二人とも昨年の出展者どうしで知り合いのためこれまた再会を喜んでいました。ディスプレイを皆で修正したあと、彼女は「私たちにちゃんとサンキュー、って言うのよ。」とお姉さんぶってトレードマークの 100万ドルの笑顔です。
 ちょっと手品のようなティー・サーバーを実演してくれた別のシンガポール・ブースの男性はこの顛末に怪訝な顔です。マレーシア女性のことをタイ語の話せる日本人と思いこんだようです。こちらのシンガポール人は華人だったので「彼女はマレーシア人です。日本人ではありません。あなたがお話になるときは中国語でもOKですよ。」と笑わせました。
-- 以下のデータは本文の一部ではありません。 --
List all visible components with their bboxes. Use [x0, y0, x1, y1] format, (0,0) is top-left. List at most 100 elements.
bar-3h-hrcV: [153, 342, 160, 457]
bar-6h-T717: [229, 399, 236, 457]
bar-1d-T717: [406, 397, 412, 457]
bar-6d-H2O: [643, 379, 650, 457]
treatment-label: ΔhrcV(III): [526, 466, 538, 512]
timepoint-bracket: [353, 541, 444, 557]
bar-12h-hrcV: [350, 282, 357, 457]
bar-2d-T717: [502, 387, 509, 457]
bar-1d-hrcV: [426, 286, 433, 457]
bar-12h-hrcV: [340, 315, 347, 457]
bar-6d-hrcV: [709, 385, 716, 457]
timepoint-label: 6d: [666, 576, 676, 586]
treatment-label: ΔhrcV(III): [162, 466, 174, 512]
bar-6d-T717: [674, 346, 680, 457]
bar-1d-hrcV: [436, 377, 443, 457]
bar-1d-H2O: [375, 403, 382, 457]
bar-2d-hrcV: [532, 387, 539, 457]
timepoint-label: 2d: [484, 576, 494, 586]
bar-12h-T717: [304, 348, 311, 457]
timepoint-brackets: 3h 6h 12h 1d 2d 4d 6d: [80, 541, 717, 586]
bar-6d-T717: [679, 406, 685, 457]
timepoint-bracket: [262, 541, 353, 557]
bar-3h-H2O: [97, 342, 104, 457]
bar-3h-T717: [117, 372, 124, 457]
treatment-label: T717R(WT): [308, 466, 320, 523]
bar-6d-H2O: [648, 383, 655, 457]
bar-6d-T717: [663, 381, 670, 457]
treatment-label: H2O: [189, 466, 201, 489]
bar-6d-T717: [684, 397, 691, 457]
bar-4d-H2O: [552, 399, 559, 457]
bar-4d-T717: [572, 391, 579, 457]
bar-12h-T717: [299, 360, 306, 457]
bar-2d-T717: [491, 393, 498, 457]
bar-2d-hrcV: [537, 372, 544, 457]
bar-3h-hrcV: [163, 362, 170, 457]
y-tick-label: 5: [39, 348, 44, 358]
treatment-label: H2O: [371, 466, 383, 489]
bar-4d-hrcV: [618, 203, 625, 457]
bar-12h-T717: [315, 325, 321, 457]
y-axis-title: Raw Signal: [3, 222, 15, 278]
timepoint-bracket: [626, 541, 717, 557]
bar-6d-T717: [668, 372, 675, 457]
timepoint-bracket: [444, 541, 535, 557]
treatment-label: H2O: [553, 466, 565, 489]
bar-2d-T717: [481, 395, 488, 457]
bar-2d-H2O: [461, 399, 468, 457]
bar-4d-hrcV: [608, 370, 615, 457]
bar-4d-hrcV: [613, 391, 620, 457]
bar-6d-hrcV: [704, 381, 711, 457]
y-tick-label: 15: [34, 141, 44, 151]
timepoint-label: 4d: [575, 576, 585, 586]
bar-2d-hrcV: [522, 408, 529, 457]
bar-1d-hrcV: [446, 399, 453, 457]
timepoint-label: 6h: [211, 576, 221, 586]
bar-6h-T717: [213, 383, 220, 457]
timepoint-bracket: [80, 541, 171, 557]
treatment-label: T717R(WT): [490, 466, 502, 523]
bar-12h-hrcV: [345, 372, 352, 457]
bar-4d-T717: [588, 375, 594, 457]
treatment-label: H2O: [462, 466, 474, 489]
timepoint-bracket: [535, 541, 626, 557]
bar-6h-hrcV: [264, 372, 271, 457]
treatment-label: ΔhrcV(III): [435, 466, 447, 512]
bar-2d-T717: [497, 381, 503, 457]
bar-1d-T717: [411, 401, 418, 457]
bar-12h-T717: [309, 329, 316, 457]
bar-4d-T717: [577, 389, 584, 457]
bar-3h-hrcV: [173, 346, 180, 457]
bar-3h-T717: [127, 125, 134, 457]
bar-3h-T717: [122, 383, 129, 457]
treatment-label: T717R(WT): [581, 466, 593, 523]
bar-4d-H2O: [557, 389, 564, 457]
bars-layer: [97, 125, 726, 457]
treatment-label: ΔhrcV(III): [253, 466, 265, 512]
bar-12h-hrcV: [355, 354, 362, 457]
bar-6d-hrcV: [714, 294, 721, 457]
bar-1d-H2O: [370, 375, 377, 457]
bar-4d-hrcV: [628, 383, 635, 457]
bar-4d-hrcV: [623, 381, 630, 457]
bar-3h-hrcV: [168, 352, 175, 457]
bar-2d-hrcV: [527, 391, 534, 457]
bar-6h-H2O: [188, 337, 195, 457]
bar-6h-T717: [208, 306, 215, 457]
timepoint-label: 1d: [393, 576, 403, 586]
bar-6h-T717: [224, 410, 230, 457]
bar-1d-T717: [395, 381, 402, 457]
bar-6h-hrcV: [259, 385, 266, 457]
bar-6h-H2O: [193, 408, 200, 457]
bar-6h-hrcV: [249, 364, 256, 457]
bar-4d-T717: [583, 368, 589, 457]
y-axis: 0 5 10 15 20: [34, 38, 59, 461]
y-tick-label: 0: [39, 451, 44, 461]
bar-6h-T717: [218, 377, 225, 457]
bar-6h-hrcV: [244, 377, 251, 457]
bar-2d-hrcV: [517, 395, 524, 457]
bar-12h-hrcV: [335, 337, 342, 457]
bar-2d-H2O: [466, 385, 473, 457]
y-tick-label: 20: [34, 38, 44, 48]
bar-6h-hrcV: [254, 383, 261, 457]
 ブルネイのブースでは、政府機関の女性職員が皇太子の結婚式にちなんだ取材の申し込みがテレビ局からあったということで、原稿を書くのに大慌て。すると小柄なまだ若い女性が恥ずかしそうに名刺を出しました。「私はあなたを覚えています。去年、自宅に母を訪ねて来られましたよね。そのときお見かけしました。」社名と商品を見て「お嬢さんだったの?ご両親はお元気でいらっしゃいますか。」「はい、母はもう 2回日本へ来ていますので、今回は私にチャンスをくれました。」彼女の自宅は金糸や銀糸を使った織物工房です。石油と天然ガスの小国ブルネイには企業がそんなにありません。どの企業を訪問するにもホテルから車で15分以内と聞かされていましたが、彼女のところは首都バンダル・スリブガワンの中心から車で 1時間以上離れていました。ブルネイの家は涼しくするためか陶器タイルを張った床が多く、日本のように玄関で靴を脱いで中へ入ります。企業訪問をすると、たいてい最後は記念写真というパターンになっていて、壁には訪問者の写真がずらりと掲げられています。私の写真も彼女の家に飾ってあり、だから顔をよけい覚えているのだろう、と想像すると少し恥ずかしくなりました。